Rob Ford speaks at Toronto mayoral debate in Scarborough on Tuesday night. David Donnelly/CBC
Rob Ford is facing off with his rivals in Toronto's mayoral race in the first debate since his return from rehab, taking place in Scarborough on Tuesday night.
- CBC Toronto will livestream the debate starting at 7 p.m. ET. Mobile users can watch it here.
This is the fourth debate the mayor has participated in, but only the second debate in which the most prominent of his mayoral rivals will have been present. He took two months off to go to a rehabilitation facility in Muskoka while the other candidates met for a debate.
Upon his return from rehab, the mayor admitted to alcohol and substance abuse problems, which he said he battled for years prior to becoming mayor. Ford had previously admitted to smoking crack while in office.
In the first debate, which was before main contenders John Tory and Olivia Chow filed to run for mayor, Ford caused controversy when he announced he would not take part in any Pride events.
In the second debate, a televised affair that saw five candidates, including Tory and Chow, talking over each other, Ford's mayoral adversaries did not broach the subject of crack use.

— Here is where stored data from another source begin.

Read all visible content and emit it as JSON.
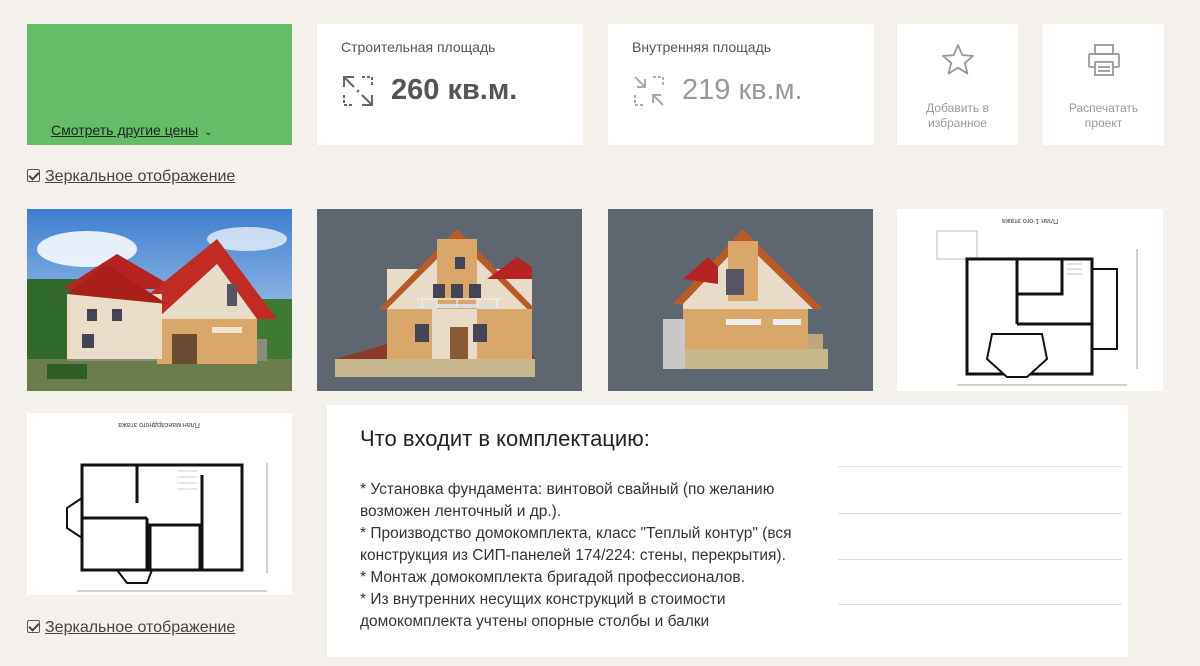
{
  "price": {
    "other_prices_link": "Смотреть другие цены"
  },
  "building_area": {
    "label": "Строительная площадь",
    "value": "260 кв.м.",
    "icon": "expand-arrows-icon"
  },
  "inner_area": {
    "label": "Внутренняя площадь",
    "value": "219 кв.м.",
    "icon": "collapse-arrows-icon"
  },
  "actions": {
    "favorite": {
      "label": "Добавить в избранное",
      "icon": "star-icon"
    },
    "print": {
      "label": "Распечатать проект",
      "icon": "printer-icon"
    }
  },
  "mirror_label": "Зеркальное отображение",
  "plans": {
    "first_floor_title": "План 1-ого этажа",
    "attic_title": "План мансардного этажа"
  },
  "contents": {
    "title": "Что входит в комплектацию:",
    "items": [
      "* Установка фундамента: винтовой свайный (по желанию возможен ленточный и др.).",
      "* Производство домокомплекта, класс \"Теплый контур\" (вся конструкция из СИП-панелей 174/224: стены, перекрытия).",
      "* Монтаж домокомплекта бригадой профессионалов.",
      "* Из внутренних несущих конструкций в стоимости домокомплекта учтены опорные столбы и балки"
    ]
  },
  "colors": {
    "price_bg": "#64be66",
    "page_bg": "#f4f1ec",
    "roof": "#b52420",
    "wood": "#d9a76a"
  }
}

The third debate — minus Chow, who said she had prior commitments and concerns about the fairness of the moderator, conservative lawyer Ralph Lean — was more contentious. Tory referenced the mayor coming late to work and "continuing relationships with convicted criminals and gang types. The various people he has pledged to keep off our streets."
The Canadian Tamil Congress is hosting tonight's debate, which will be held at Global Kingdom Ministries, 1250 Markham Rd. Five high-profile candidates are taking part, including Ford, Chow and Tory. David Soknacki and Karen Stintz will also participate.

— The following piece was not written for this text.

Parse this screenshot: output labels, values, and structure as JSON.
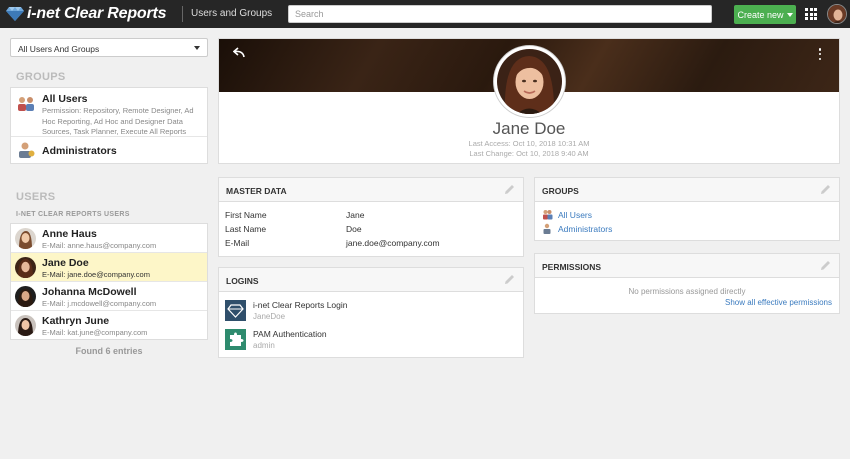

Members of the public are welcome to attend. Doors will open at 6:30 p.m. and the debate will get underway a half-hour later.
Dozens of candidates have registered to take part in the mayoral race. Municipal elections are being held across Ontario on Oct. 27.
A group of protesters who call themselves the Shirtless Horde plan to make an appearance outside the debate on Tuesday night.
Inspired by the so-called "shirtless jogger" who confronted Ford at a Canada Day parade, the protesters say the city is no longer willing to tolerate his "racism, homophobia and misogyny."